Com mais de 300 associados, 70% na região do ABC Paulista, outra parte na Grande São Paulo e a menor parcela em Minas Gerais e Rio de Janeiro, a Anapemei é, na realidade, um centro de formação intelectual e de consultoria de micro, pequenos e médios industriais. Sua principal fonte de conquista de novos associados é a visão político-social da cúpula e de boa parte dos afiliados antigos. O pronto-socorro do assistencialismo tradicional de entidades congêneres é apenas apêndice da Anapemei: “Aqui os empresários participam efetivamente da resolução dos problemas, não fazemos nenhum milagre” — afirma Cláudio Rubens, ex-jornalista que preferiu empreender na área de engenharia.
O orgulho de Cláudio Rubens é a independência da Anapemei. “Conseguimos tornar a entidade respeitada em todo o Brasil sem depender de benesses oficiais. Aliás, como somos contrários ao modelo concentrador do capitalismo de Estado no Brasil, e aos oligopólios, seria contra-senso bandearmos para o lado do governo” – afirma o presidente da mais antiga entidade empresarial independente instalada no Brasil.
Cláudio Rubens reconhece que a Anapemei poderia ter crescido muito mais, ter estrutura mais abrangente e sólida, mas a associação é o próprio retrato do setor que representa. É verdade que os pequenos empresários passaram a ocupar mais espaço nos últimos anos, ganharam até o confuso estatuto da microempresa, mas anda estão muito distantes do mínimo indispensável. Por isso, a formação intelectual é demorada e requer muita paciência. Cláudio Rubens traça o perfil dos representantes do segmento:
“Precisamos de 10 anos para nos aproximar do micro e do pequeno empresário, porque nos cinco primeiros anos ele se preocupa exclusivamente com a sobrevivência da família, nos cinco anos seguintes a luta é para consolidar o empreendimento e, só depois disso, está aberto para os interesses de classe.

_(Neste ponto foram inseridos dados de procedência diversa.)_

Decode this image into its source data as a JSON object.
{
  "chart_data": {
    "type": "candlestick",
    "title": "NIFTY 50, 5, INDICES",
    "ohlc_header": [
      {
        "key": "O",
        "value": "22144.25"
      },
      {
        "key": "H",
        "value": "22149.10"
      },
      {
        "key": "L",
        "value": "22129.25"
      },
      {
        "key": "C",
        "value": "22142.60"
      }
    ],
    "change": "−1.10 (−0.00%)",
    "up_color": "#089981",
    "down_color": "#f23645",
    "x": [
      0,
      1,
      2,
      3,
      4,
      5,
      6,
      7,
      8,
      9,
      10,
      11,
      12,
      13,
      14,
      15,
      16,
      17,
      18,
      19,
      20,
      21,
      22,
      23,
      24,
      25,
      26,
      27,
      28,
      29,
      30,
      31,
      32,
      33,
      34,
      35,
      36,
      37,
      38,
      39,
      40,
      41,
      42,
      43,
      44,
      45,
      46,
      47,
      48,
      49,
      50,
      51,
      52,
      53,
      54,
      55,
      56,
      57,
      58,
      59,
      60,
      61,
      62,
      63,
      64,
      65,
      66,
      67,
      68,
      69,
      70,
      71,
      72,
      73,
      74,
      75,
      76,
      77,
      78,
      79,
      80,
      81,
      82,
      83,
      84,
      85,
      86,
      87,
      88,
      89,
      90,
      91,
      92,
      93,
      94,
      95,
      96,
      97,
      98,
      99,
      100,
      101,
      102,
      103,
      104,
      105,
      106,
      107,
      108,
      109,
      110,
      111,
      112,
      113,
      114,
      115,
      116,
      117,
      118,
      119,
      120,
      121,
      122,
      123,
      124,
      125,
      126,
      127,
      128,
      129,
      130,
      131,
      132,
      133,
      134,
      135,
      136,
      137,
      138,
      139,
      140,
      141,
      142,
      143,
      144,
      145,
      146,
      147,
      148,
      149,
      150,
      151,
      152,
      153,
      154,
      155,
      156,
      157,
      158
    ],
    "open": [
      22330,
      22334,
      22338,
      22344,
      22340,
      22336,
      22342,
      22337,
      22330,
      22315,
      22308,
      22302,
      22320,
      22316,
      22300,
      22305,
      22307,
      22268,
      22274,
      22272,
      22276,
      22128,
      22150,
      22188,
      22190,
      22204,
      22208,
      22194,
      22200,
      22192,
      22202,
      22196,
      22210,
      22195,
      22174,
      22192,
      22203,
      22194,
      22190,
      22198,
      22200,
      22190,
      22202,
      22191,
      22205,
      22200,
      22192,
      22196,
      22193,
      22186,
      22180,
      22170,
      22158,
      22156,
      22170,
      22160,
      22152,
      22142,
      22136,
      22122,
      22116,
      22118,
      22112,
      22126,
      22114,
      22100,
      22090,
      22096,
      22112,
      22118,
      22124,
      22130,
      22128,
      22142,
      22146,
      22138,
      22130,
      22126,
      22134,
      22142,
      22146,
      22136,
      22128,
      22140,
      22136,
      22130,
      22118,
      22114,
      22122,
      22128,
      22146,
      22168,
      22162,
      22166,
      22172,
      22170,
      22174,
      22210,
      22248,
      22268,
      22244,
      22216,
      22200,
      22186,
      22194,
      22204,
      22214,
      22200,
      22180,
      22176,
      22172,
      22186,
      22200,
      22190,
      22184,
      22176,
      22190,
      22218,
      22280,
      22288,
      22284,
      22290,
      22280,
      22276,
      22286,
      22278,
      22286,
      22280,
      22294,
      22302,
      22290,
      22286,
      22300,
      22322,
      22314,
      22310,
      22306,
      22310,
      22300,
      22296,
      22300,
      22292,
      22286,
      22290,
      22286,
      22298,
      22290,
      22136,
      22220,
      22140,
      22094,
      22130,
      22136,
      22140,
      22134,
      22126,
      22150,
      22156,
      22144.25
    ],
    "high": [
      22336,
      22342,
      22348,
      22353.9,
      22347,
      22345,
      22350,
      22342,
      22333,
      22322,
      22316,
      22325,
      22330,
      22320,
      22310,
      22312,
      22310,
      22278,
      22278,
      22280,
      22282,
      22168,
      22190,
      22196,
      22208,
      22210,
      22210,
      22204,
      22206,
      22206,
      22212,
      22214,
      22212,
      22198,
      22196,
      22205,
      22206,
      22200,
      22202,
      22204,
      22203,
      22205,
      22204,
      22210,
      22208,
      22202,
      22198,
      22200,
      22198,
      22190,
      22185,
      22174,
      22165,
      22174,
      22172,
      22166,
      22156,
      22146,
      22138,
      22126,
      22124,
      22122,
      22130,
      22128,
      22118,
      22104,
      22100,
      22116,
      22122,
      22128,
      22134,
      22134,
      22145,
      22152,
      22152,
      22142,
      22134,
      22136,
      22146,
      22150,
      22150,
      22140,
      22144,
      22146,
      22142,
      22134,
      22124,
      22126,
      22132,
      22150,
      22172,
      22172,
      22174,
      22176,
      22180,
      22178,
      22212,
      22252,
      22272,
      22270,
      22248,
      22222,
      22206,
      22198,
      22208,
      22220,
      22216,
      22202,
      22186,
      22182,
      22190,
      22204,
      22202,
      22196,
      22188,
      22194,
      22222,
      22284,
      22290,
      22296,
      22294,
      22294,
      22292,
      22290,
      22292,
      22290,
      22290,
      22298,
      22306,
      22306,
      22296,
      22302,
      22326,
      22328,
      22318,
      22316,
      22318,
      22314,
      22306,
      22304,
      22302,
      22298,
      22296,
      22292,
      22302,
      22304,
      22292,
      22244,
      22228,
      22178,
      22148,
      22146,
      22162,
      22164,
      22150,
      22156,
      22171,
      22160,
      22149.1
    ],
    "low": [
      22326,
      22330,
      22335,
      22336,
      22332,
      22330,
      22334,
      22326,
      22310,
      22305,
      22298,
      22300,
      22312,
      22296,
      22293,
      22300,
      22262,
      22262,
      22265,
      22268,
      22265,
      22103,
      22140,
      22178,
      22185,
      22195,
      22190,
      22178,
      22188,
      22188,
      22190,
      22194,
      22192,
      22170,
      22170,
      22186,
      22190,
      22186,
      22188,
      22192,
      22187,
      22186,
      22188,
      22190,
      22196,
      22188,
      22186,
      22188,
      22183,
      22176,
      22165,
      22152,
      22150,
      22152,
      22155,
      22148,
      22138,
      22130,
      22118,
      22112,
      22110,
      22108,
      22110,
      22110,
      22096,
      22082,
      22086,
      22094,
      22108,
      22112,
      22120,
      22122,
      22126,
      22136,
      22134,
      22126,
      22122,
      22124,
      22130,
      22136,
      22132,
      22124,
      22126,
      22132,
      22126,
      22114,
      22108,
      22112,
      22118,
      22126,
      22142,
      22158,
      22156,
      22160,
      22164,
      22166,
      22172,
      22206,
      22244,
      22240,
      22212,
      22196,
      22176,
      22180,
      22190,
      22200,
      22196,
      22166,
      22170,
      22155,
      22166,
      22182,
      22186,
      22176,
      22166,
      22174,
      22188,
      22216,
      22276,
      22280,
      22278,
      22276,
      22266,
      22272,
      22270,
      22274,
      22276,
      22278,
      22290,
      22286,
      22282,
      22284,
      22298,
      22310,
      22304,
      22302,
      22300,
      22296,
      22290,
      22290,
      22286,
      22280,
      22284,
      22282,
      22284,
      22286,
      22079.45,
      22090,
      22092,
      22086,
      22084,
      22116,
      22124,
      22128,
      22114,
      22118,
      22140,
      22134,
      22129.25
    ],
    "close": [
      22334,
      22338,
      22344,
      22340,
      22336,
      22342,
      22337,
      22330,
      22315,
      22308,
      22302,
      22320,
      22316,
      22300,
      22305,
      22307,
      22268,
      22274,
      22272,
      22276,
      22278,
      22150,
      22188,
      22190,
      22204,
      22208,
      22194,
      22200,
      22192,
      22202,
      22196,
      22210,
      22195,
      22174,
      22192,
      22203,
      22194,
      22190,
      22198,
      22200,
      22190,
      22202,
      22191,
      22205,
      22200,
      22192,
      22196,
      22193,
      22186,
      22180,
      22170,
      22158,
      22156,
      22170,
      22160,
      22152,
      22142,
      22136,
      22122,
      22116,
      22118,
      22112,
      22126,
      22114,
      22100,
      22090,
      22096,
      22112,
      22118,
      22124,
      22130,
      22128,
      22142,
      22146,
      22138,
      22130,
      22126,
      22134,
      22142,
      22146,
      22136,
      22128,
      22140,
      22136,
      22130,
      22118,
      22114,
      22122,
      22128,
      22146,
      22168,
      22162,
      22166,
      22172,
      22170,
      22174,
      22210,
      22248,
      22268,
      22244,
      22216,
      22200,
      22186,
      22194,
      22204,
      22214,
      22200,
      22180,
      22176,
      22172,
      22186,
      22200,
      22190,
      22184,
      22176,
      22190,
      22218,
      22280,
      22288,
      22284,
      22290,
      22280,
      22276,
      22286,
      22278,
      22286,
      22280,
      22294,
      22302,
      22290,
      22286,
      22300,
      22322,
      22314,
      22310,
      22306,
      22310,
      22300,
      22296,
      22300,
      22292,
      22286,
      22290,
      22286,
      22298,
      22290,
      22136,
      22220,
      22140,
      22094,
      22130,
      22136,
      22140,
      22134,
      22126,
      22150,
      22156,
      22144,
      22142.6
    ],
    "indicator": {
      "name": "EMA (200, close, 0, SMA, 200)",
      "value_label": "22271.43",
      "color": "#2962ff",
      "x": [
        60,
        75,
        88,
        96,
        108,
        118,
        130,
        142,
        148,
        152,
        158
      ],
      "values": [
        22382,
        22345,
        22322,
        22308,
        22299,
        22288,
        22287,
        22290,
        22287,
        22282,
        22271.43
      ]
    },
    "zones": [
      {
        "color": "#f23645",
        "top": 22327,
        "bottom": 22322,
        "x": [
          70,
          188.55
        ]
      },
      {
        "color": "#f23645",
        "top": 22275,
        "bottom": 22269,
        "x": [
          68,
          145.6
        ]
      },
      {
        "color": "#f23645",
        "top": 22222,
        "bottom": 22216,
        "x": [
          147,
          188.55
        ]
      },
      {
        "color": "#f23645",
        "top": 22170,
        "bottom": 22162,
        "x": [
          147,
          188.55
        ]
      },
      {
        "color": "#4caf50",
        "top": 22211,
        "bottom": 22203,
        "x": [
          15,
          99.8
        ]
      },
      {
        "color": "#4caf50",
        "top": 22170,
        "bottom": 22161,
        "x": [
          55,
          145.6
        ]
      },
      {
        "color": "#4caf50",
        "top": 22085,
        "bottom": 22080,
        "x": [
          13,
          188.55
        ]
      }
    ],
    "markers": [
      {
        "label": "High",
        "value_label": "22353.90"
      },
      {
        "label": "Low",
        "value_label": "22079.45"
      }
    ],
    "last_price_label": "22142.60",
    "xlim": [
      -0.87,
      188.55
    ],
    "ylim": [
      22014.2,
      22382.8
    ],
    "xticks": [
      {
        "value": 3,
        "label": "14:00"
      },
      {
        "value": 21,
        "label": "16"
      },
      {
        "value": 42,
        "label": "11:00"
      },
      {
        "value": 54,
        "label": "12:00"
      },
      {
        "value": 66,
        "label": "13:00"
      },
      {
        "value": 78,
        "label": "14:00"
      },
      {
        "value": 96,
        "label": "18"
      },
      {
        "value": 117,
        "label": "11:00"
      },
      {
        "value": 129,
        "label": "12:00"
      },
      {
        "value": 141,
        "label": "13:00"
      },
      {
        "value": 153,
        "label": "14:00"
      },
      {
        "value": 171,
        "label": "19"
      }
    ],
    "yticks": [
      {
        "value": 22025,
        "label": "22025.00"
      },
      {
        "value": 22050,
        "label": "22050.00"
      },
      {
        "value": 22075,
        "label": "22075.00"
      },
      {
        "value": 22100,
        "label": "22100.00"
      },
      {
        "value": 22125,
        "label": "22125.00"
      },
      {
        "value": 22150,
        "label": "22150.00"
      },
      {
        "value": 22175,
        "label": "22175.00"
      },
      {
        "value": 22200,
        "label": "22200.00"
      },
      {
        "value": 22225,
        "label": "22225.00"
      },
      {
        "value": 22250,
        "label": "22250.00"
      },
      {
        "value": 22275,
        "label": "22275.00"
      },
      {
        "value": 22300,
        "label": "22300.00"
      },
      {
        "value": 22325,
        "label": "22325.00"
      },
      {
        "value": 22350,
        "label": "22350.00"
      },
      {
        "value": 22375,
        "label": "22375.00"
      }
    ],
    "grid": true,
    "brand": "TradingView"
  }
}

Mas mesmo assim é refratário. Desconfiado, teme servir de instrumento e de ser perseguido se manifestar pensamento, especialmente contra abusos do governo” – afirma Cláudio Rubens.
Mais que qualquer assistencialismo técnico-teórico sobre os emaranhados textos que regulam a economia e as relações trabalhistas, o que distingue a Anapemei é seu engajamento na prospecção de um relacionamento mais sadio com os trabalhadores.
A origem da Anapemei, em 1979, revela a visão da cúpula. A Anapemei surgiu a reboque de dois movimentos interdependentes e igualmente problemáticos para os pequenos e médios: o ressurgimento de greves trabalhistas, a partir de 1978, através dos metalúrgicos de São Bernardo do Campo liderados por Lula, seguidas de acordos salariais com a Fiesp. Esses acordos levaram em conta apenas a realidade das grandes empresas, especialmente as montadoras de veículos, cujo peso de mão-de-obra não chega a 10% nos custos de produção, contra média de 27% a 45% nas indústrias satélites.
A Anapemei não derivou dos objetivos de formação intelectual. Filantropia e assemelhados não sensibilizam a diretoria executiva e o Conselho do Diretor. “Isso é função de entidades sociais, não empresariais” – argumenta Cláudio Rubens. Por isso a Anapemei procura especializar-se mais e mais. Tanto que 14 grupos setoriais já foram instalados para esmiuçar contratempos específicos de cada atividade.
O principal (em números de representantes) é o grupo de autopeças, seguido pelo de fundição e de máquinas. Os empresários trocam informações e conhecimentos que não resvalem em planos estratégicos individuais. Algo indispensável se a Anapemei não houvesse trabalhado feito formiguinha, anos a fio para “fazer a cabeça”, como diz Cláudio Rubens da classe.
Preocupado em continuar preservando a independência da Anapemei, esperançoso de que um dia a associação venha a integrar, de forma direta ou indireta, uma mesa de negociações em que a discussão do pacto social seja coisa séria e viável, Cláudio Rubens é contrário a qualquer insinuação de que a transformação da entidade em sindicato seria vantajosa. “Como sindicato, dentro de reformulação da legislação, teríamos direito a um único voto para eleger a direção da Fiesp?”